O caso Lazkano coloca à prova a confiabilidade do passaporte biológico e a credibilidade do ciclismo
Como sempre que se produz uma sanção baseada nos dados do passaporte biológico, não faltam vozes que colocam em dúvida um método que não sanciona mediante a detecção direta de uma substância proibida no organismo do ciclista, mas que busca as mudanças que o uso dessas substâncias produziria no organismo, estudando os dados coletados durante os controles. Se algum parâmetro sanguíneo ou de qualquer outro marcador está alterado sem explicação, a UCI considera isso motivo suficiente para sanção.

Volta a polêmica sobre a validade do passaporte biológico após o positivo de Oier Lazkano
Uma pessoa é pega ao lado de um cadáver com as mãos ensanguentadas e uma faca na mão.
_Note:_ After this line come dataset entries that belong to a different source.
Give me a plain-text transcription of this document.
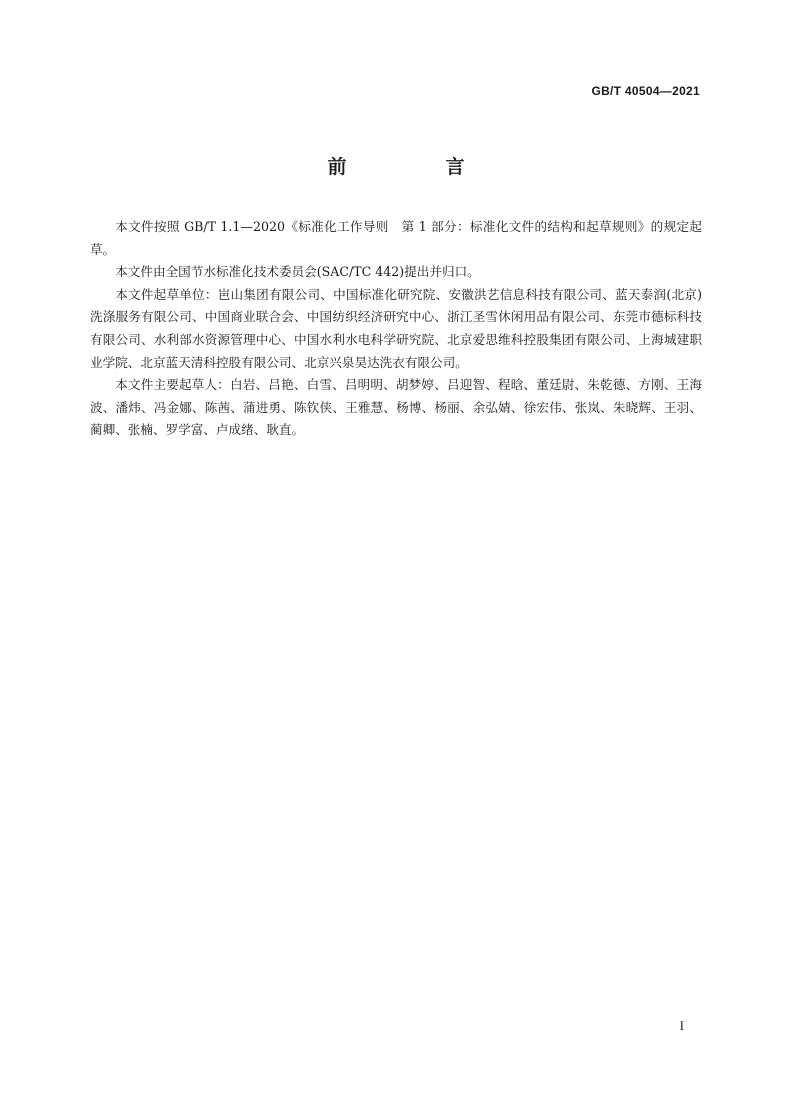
GB/T 40504—2021
前　言

本文件按照 GB/T 1.1—2020《标准化工作导则　第 1 部分：标准化文件的结构和起草规则》的规定起草。

本文件由全国节水标准化技术委员会(SAC/TC 442)提出并归口。

本文件起草单位：岜山集团有限公司、中国标准化研究院、安徽洪艺信息科技有限公司、蓝天泰润(北京)洗涤服务有限公司、中国商业联合会、中国纺织经济研究中心、浙江圣雪休闲用品有限公司、东莞市德标科技有限公司、水利部水资源管理中心、中国水利水电科学研究院、北京爱思维科控股集团有限公司、上海城建职业学院、北京蓝天清科控股有限公司、北京兴泉昊达洗衣有限公司。

本文件主要起草人：白岩、吕艳、白雪、吕明明、胡梦婷、吕迎智、程晗、董廷尉、朱乾德、方刚、王海波、潘炜、冯金娜、陈茜、蒲进勇、陈钦侠、王雅慧、杨博、杨丽、余弘婧、徐宏伟、张岚、朱晓辉、王羽、蔺卿、张楠、罗学富、卢成绪、耿直。

I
A lógica nos diria que, embora ninguém tenha visto o homicídio, o autor do mesmo é essa pessoa. No entanto, alguém poderia argumentar que o homem estava passando por ali, tentou ajudar a vítima retirando a faca e daí a cena. Qual opção é mais provável que tenha acontecido?
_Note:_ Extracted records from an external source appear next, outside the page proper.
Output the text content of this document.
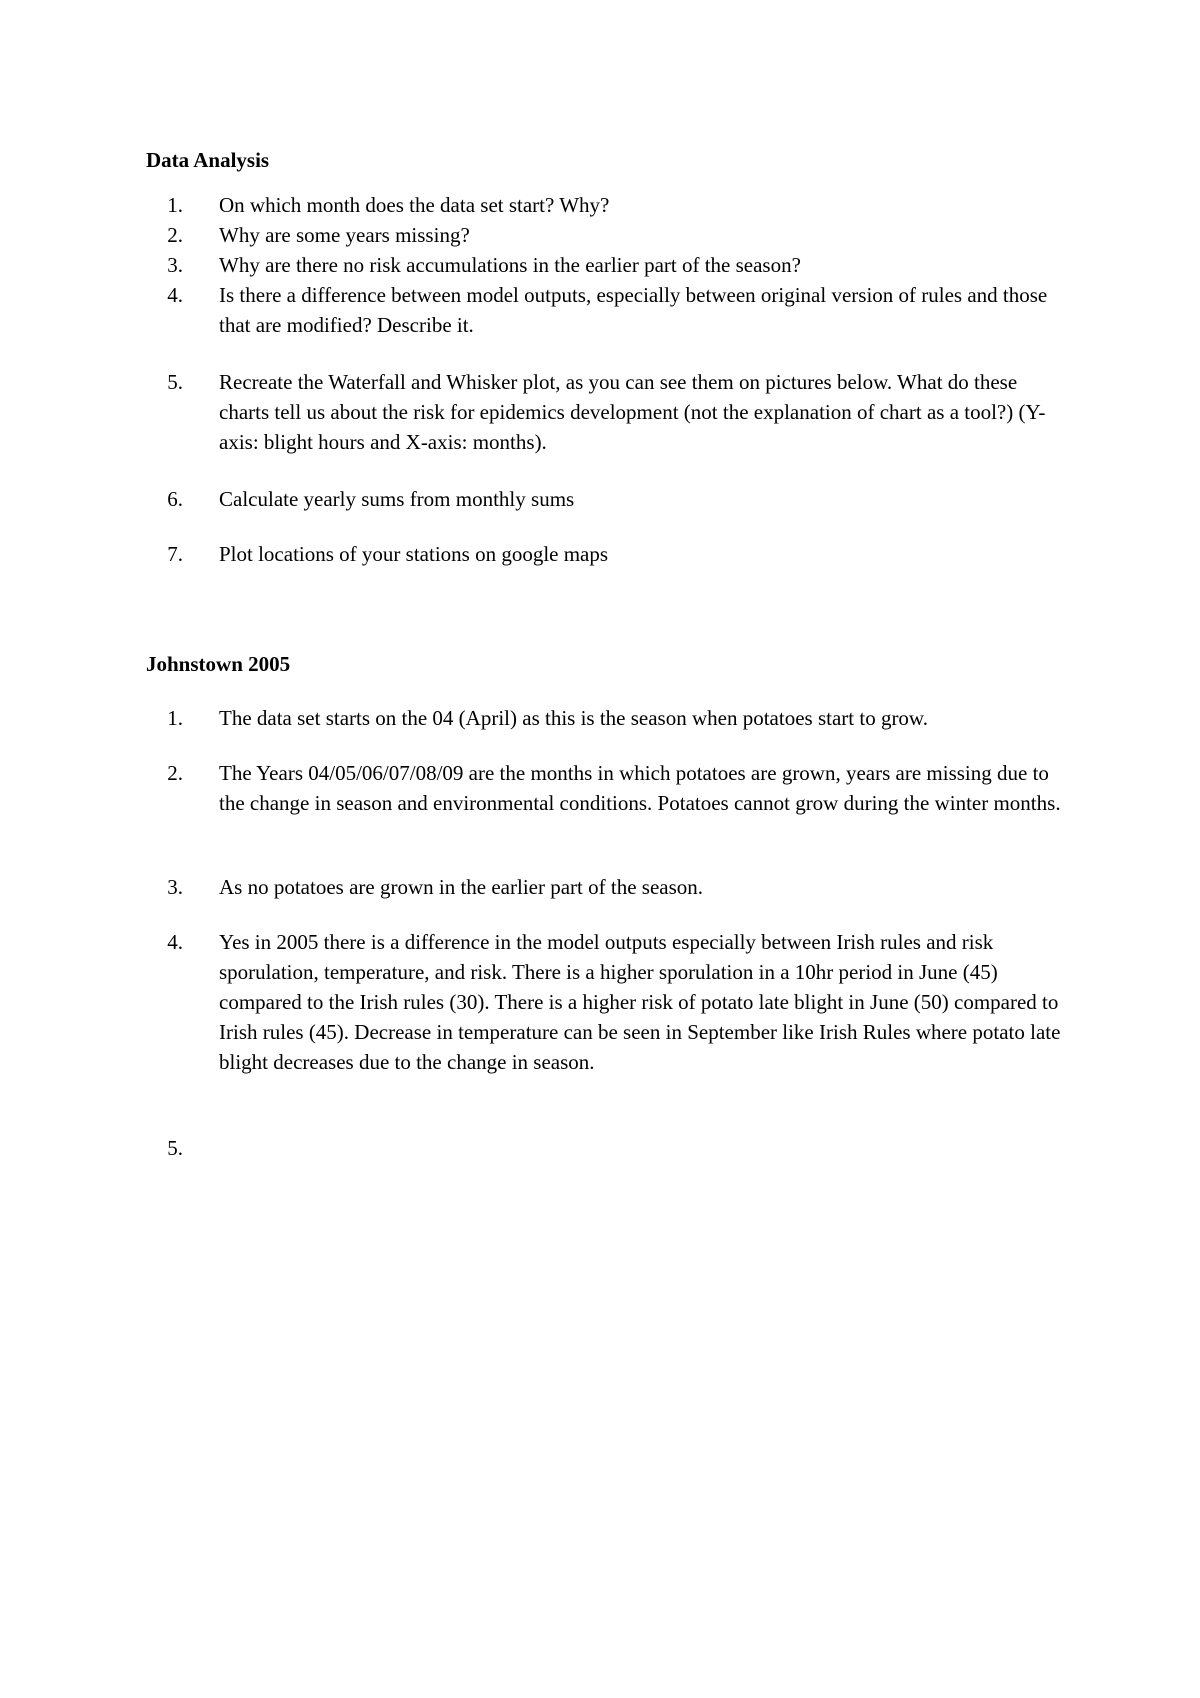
Data Analysis
1. On which month does the data set start? Why?
2. Why are some years missing?
3. Why are there no risk accumulations in the earlier part of the season?
4. Is there a difference between model outputs, especially between original version of rules and those that are modified? Describe it.
5. Recreate the Waterfall and Whisker plot, as you can see them on pictures below. What do these charts tell us about the risk for epidemics development (not the explanation of chart as a tool?) (Y-axis: blight hours and X-axis: months).
6. Calculate yearly sums from monthly sums
7. Plot locations of your stations on google maps
Johnstown 2005
1. The data set starts on the 04 (April) as this is the season when potatoes start to grow.
2. The Years 04/05/06/07/08/09 are the months in which potatoes are grown, years are missing due to the change in season and environmental conditions. Potatoes cannot grow during the winter months.
3. As no potatoes are grown in the earlier part of the season.
4. Yes in 2005 there is a difference in the model outputs especially between Irish rules and risk sporulation, temperature, and risk. There is a higher sporulation in a 10hr period in June (45) compared to the Irish rules (30). There is a higher risk of potato late blight in June (50) compared to Irish rules (45). Decrease in temperature can be seen in September like Irish Rules where potato late blight decreases due to the change in season.
5.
Após os anos sombrios do ciclismo na década de 1990 e o início do século XXI, o doping estava amplamente disseminado no pelotão, como se tem conhecido ao longo do tempo, especialmente aquele voltado para melhorar os valores sanguíneos dos ciclistas a fim de obter uma maior capacidade para transportar oxigênio dos pulmões para os músculos e assim ganhar em eficiência aeróbica, essencial em um esporte de resistência como o ciclismo.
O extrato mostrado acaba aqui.